The Clinical Decision Support System

Here is the definition of clinical decision support systems according to the government– “Clinical decision support (CDS) provides clinicians, staff, patients or other individuals with knowledge and person-specific information, intelligently filtered or presented at appropriate times, to enhance health and health care. CDS encompasses a variety of tools to enhance decision-making in the clinical workflow. These tools include computerized alerts and reminders to care providers and patients; clinical guidelines; condition-specific order sets; focused patient data reports and summaries; documentation templates; diagnostic support, and contextually relevant reference information, among other tools.”

In terms of imaging, the potential implications of a clinical decision support system from a cost and educational standpoint are myriad. No longer are all imaging studies going to be ordered without the approval a computerized system. When can this potentially occur? How would the radiology resident role going to be affected by the implementation of such systems? Let’s talk about both of these questions…

Institution of Clinical Decision Support Systems And The Potential Effect Upon The Radiology Resident

At first, institution of electronic clinical decision support systems were going to be mandatory as January 1, 2017. The date was subsequently changed to January 1, 2018. We will see if this date is going to be the finalized implementation deadline.

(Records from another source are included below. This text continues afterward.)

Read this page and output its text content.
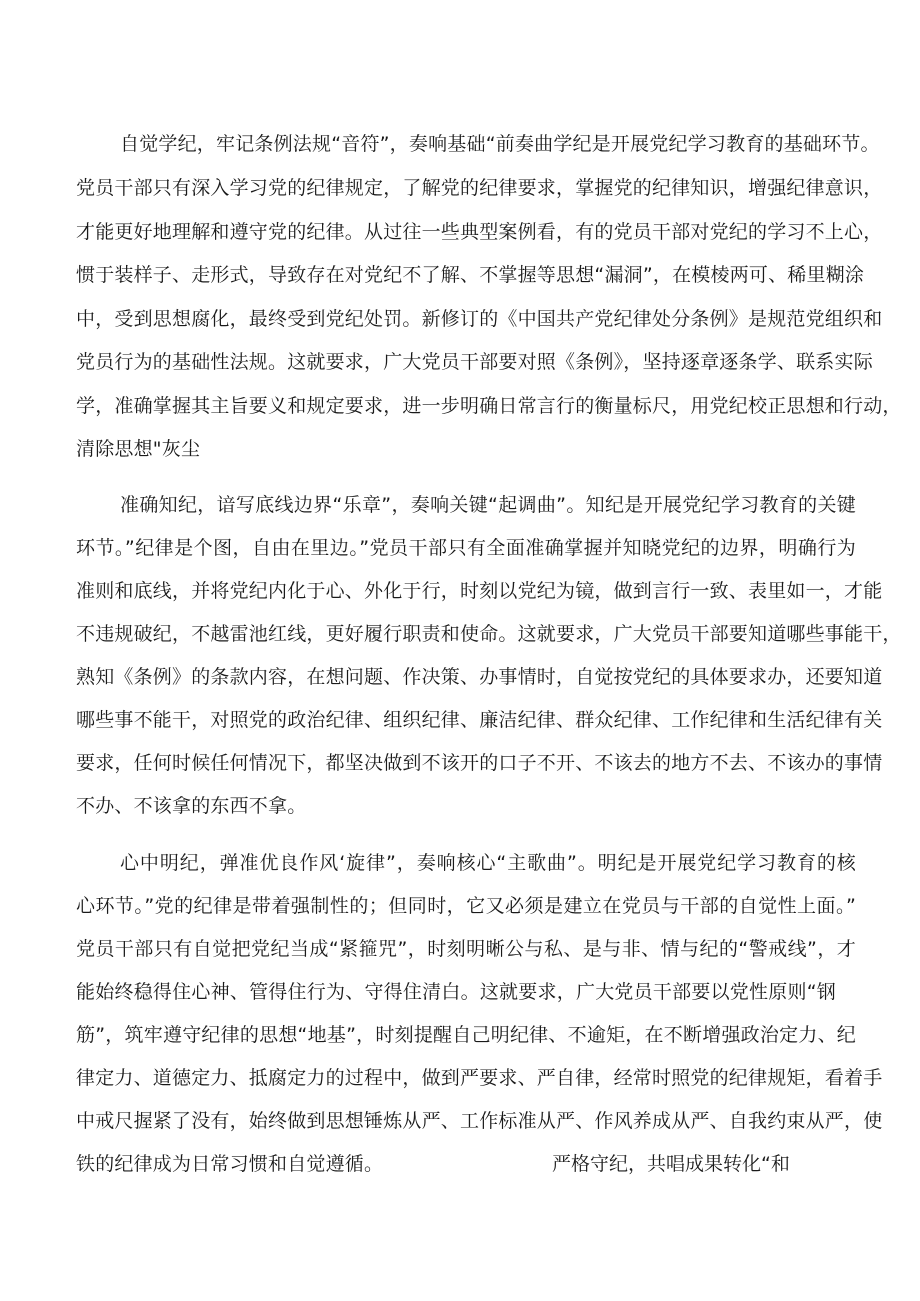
自觉学纪，牢记条例法规“音符”，奏响基础“前奏曲学纪是开展党纪学习教育的基础环节。
党员干部只有深入学习党的纪律规定，了解党的纪律要求，掌握党的纪律知识，增强纪律意识，
才能更好地理解和遵守党的纪律。从过往一些典型案例看，有的党员干部对党纪的学习不上心，
惯于装样子、走形式，导致存在对党纪不了解、不掌握等思想“漏洞”，在模棱两可、稀里糊涂
中，受到思想腐化，最终受到党纪处罚。新修订的《中国共产党纪律处分条例》是规范党组织和
党员行为的基础性法规。这就要求，广大党员干部要对照《条例》，坚持逐章逐条学、联系实际
学，准确掌握其主旨要义和规定要求，进一步明确日常言行的衡量标尺，用党纪校正思想和行动，
清除思想"灰尘
准确知纪，谙写底线边界“乐章”，奏响关键“起调曲”。知纪是开展党纪学习教育的关键
环节。”纪律是个图，自由在里边。”党员干部只有全面准确掌握并知晓党纪的边界，明确行为
准则和底线，并将党纪内化于心、外化于行，时刻以党纪为镜，做到言行一致、表里如一，才能
不违规破纪，不越雷池红线，更好履行职责和使命。这就要求，广大党员干部要知道哪些事能干，
熟知《条例》的条款内容，在想问题、作决策、办事情时，自觉按党纪的具体要求办，还要知道
哪些事不能干，对照党的政治纪律、组织纪律、廉洁纪律、群众纪律、工作纪律和生活纪律有关
要求，任何时候任何情况下，都坚决做到不该开的口子不开、不该去的地方不去、不该办的事情
不办、不该拿的东西不拿。
心中明纪，弹准优良作风‘旋律”，奏响核心“主歌曲”。明纪是开展党纪学习教育的核
心环节。”党的纪律是带着强制性的；但同时，它又必须是建立在党员与干部的自觉性上面。”
党员干部只有自觉把党纪当成“紧箍咒”，时刻明晰公与私、是与非、情与纪的“警戒线”，才
能始终稳得住心神、管得住行为、守得住清白。这就要求，广大党员干部要以党性原则“钢
筋”，筑牢遵守纪律的思想“地基”，时刻提醒自己明纪律、不逾矩，在不断增强政治定力、纪
律定力、道德定力、抵腐定力的过程中，做到严要求、严自律，经常时照党的纪律规矩，看着手
中戒尺握紧了没有，始终做到思想锤炼从严、工作标准从严、作风养成从严、自我约束从严，使
铁的纪律成为日常习惯和自觉遵循。	严格守纪，共唱成果转化“和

But let’s say that a good quality clinical decision support system became mandatory at all institutions for ordering imaging studies at the beginning of 2018. How would that affect the residents? First thing that would you notice, bogus indicated studies would all of a sudden significantly decrease dramatically. The system should theoretically block anything that has a questionable indication from getting through from the clinician order to actual practice. Second, there could potentially be a flood of phone calls. Since any study with a questionable indication or a complex protocol would not be able to get through the system, instead, clinicians would be forced to ask the radiologist what kind of protocol should be implemented for these cases. Not only would this be a boon for patient safety (decreased radiation dosages) and appropriateness of imaging, clinical decision support systems can actually bring the control of image ordering back to the radiologist. More specifically, a good quality clinical decision support system can theoretically allow the radiology resident to protocol examinations appropriately in concert with the ordering physician and tailor examinations to the indication that is needed. Resident protocol education can be restored!!!

Interestingly, a clinical decision support system for imaging was actually one of the few parts of the health care bill that actually had the potential to decrease costs and quality of care in addition to improving resident educational experiences. Ironically of course, it may never be implemented depending upon how the political situation in Washington affects health care.

Clinical Decision Support Systems For Imaging Can Be The Resident Radiologist’s Best Friend

In summary, clinical decision support systems have the potential to be one of the true benefits to the health care system, in terms of costs and quality of care. But, one of the most overlooked implications is actually the potential educational benefits to the radiology resident. No longer would ordering be in the hands of untrained ordering physicians. Instead, control will again lie in the hands of the radiology resident allowing him/her to protocol patients once again appropriately and giving the radiology resident the education he/she needs to become a true imaging expert.